Estar vivo es milagroso. Gracias a lo que los sentidos absorben, por medio de los ojos, los oídos, el gusto, la piel y el olfato, nos percatamos del mundo. El cerebro procesa la información y nos da saberes que nos ayudan a transitar la vida diaria. Sin embargo, al conocer y nombrar de manera automática las cosas, las personas y los objetos creemos saber qué y cómo son, sin concederles la oportunidad de expresar algo más allá de la etiqueta colocada. Desde esa perspectiva, el mundo es muy limitado.
La física cuántica nos dice que percibimos menos de uno por ciento de la realidad, por lo tanto, lo que consideramos la “realidad”, que percibimos con nuestros sentidos, es sólo una fracción ínfima de la misma. ¡Hay mucho más de las cosas en otra dimensión!
Esa otra realidad es mucho más hermosa y compleja de lo que nuestra vista percibe, de acuerdo con Donald Hoffman, un científico cognitivo reconocido por la National Academy of Sciences. En su plática ted comparte que lo que llamamos realidad no es la realidad, sino una reconstrucción cerebral, hecha a partir de patrones familiares. La realidad es una ilusión. ¿Cómo?
Me gusta el ejemplo que Hoffman da: “¿Si en tu computadora ves el archivo de textos rectangular y de color azul en la esquina superior de la pantalla, ahí se encuentra dicho archivo?”. Por supuesto que no, está ahí para ocultarnos la realidad detrás de la pantalla. Pues, de la misma manera, la evolución nos ha dado una interfaz para ocultar lo que está detrás.
Sin embargo, la evolución también nos dio la capacidad para percibir la dimensión subyacente a todas las cosas, lo que hay detrás de esa interfaz, lo que no se ve.
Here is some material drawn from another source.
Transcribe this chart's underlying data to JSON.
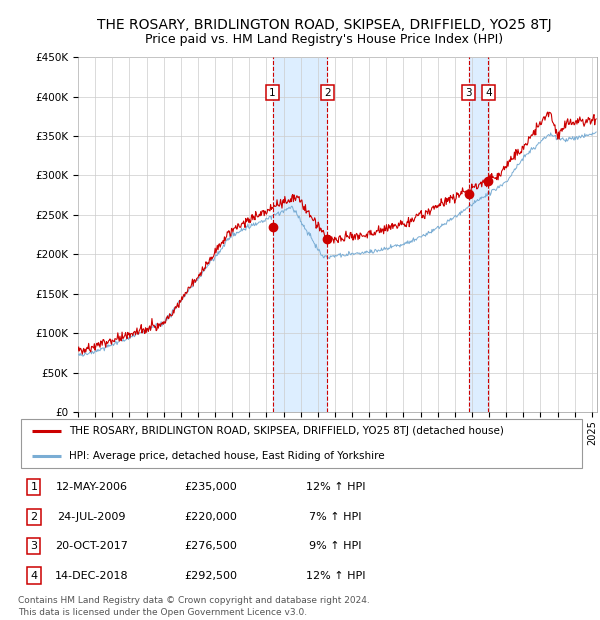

Esa tela sobre la cual nuestros sentidos pueden pintar el mundo, percibir situaciones, personas y la vida en general. Ese campo más profundo sólo se puede captar con otro “sentido” que no requiere las capacidades de la mente, sino la percepción del presente absoluto: la conciencia.
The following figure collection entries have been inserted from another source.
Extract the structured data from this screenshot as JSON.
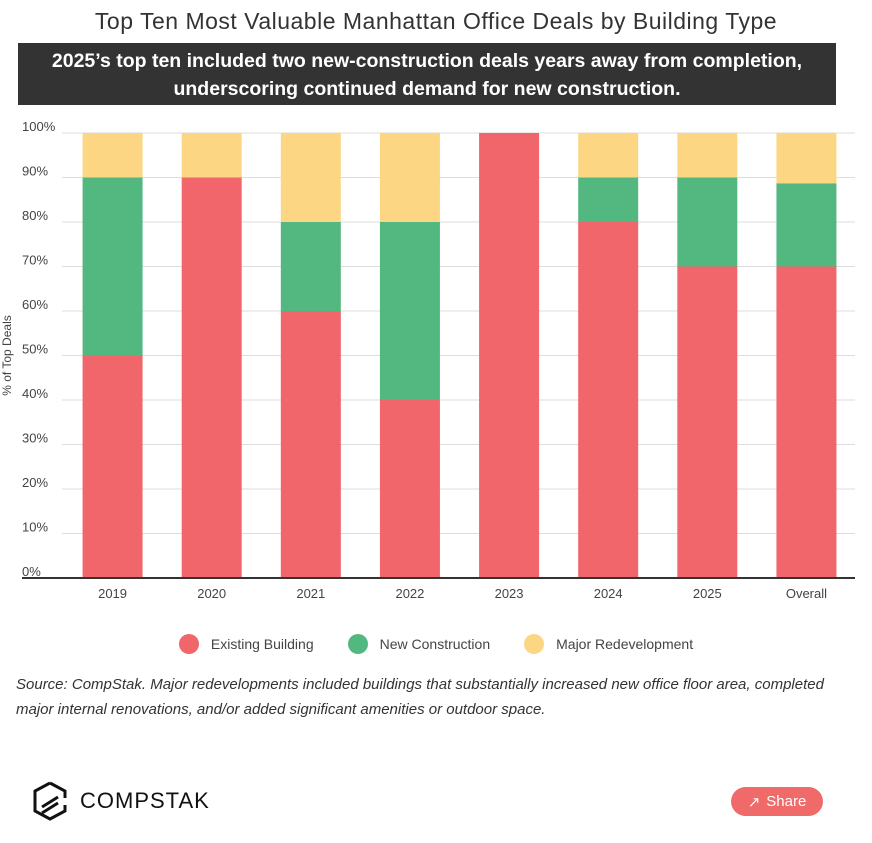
{
  "chart_data": {
    "type": "bar",
    "stacked": true,
    "title": "Top Ten Most Valuable Manhattan Office Deals by Building Type",
    "subtitle": "2025’s top ten included two new-construction deals years away from completion, underscoring continued demand for new construction.",
    "xlabel": "",
    "ylabel": "% of Top Deals",
    "ylim": [
      0,
      100
    ],
    "yticks": [
      "0%",
      "10%",
      "20%",
      "30%",
      "40%",
      "50%",
      "60%",
      "70%",
      "80%",
      "90%",
      "100%"
    ],
    "grid": true,
    "legend_position": "bottom",
    "categories": [
      "2019",
      "2020",
      "2021",
      "2022",
      "2023",
      "2024",
      "2025",
      "Overall"
    ],
    "series": [
      {
        "name": "Existing Building",
        "color": "#f0666a",
        "values": [
          50,
          90,
          60,
          40,
          100,
          80,
          70,
          70
        ]
      },
      {
        "name": "New Construction",
        "color": "#52b880",
        "values": [
          40,
          0,
          20,
          40,
          0,
          10,
          20,
          18.7
        ]
      },
      {
        "name": "Major Redevelopment",
        "color": "#fdd683",
        "values": [
          10,
          10,
          20,
          20,
          0,
          10,
          10,
          11.3
        ]
      }
    ]
  },
  "footer": {
    "source": "Source: CompStak. Major redevelopments included buildings that substantially increased new office floor area, completed major internal renovations, and/or added significant amenities or outdoor space.",
    "logo_text": "COMPSTAK",
    "share_label": "Share"
  }
}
En la vida diaria necesitamos la dimensión superficial, cierto. Sin embargo, ciertas cosas se revelan cuando la mente no interviene y enriquecen de tal manera nuestra vida que vale la pena intentar descubrirlas.
La vida moderna en las ciudades ha hecho que, o bien, nos privemos de nuestros sentidos, o bien, tengamos una sobrecarga. La primera opción sucede al repetir día con día las rutinas establecidas al grado de la automatización; la segunda, con el ruido del tráfico, la mala calidad del aire, el estrés, las prisas o el apego a las pantallas, por ejemplo.
No es de extrañar, entonces, que estemos en una búsqueda desesperada de experiencias que nos hagan sentir vivos; desde gozar un buen café, salir al parque en bicicleta para sentir el aire o ir a un bar con los amigos para tener la sensación de estar conectados.
¿No valdría la pena usar ese “otro sentido”, con el que todo es y es perfecto, para escuchar, por ejemplo, el silencio que hay detrás del canto de los pájaros, percatarnos del espacio que permite que los objetos estén y el bosque crezca, saborear de manera lenta lo que nuestra lengua toca, relacionarnos con el otro con más presencia, detenernos a admirar la quietud y la sabiduría de un árbol viejo? Esas, en apariencia, sencillas intenciones nos brindan otra perspectiva, desde la cual nos damos cuenta de que el espacio mismo que ocupamos es una especie de meditación. La cual podemos hacer en cualquier momento, con un poco de silencio y el propósito de estar presentes. Mientras nos concentremos únicamente en lo que percibimos, no estaremos en el presente.
Evitemos que la mente nos consuma y abramos una puerta a la vida que se comunica con nosotros, para así hacerla más rica y sabia.